Parmi ces mesures, que Nicolas Sarkozy ose présenter comme une réforme de la loi de 1970, l’injonction thérapeutique est toujours la reine. « Aucune infraction dont l’auteur est identifié », précise Nicolas Sarkozy « ne doit rester sans réponse ». Et ce, même si la faute « peut apparaître vénielle ».
Cette politique a un nom : la tolérance zéro. Pour atteindre son but, le ministre propose de généraliser les tests de détection du cannabis sur les routes comme dans les entreprises, et de se lancer dans la chasse aux consommateurs, en ajoutant à l’arsenal des peines existantes de nouvelles peines complémentaires.

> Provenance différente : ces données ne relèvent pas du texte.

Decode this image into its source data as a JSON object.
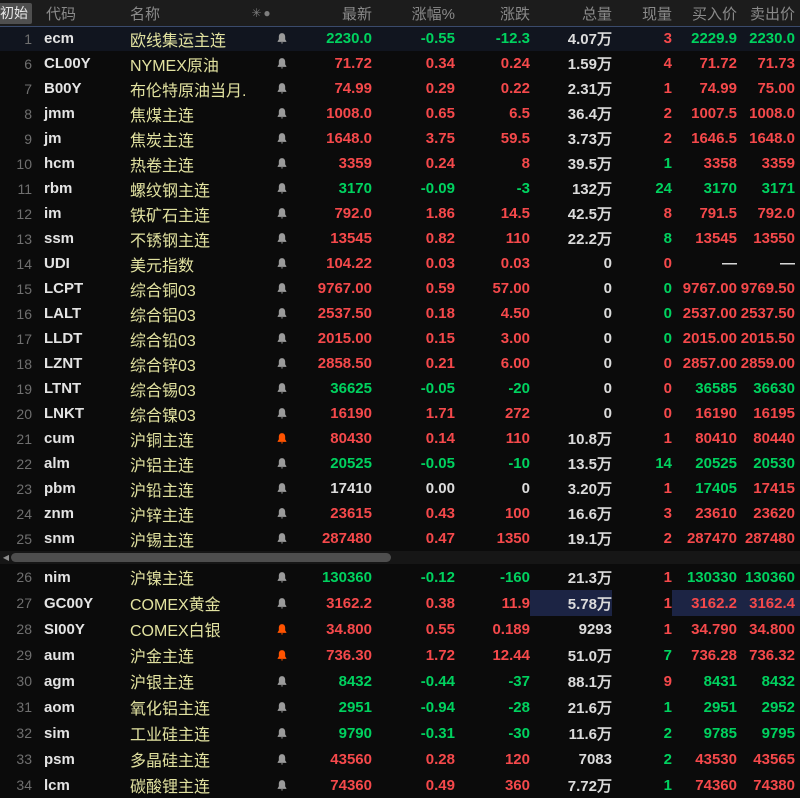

Déjà inscrite dans la « Loi sur la prévention de la délinquance », la seule mesure spectaculaire que le nouveau « Monsieur Drogue » ait annoncée lors de sa nomination est l’instauration de « stages de sensibilisation aux dangers de l’usage de produits stupéfiants »… Des stages payants par le contrevenant, qui devraient être effectifs à l’heure où je vous écris.
Autre loi qui concerne les amateurs de drogues psychotropes : celle sur la récidive. Un texte voté le 10 août 2007, en dépit des réserves exprimées par une partie du monde judiciaire et par Maître Badinter, qui jugeait ce texte « inutile, implicitement vexant pour les magistrats et potentiellement dangereux » .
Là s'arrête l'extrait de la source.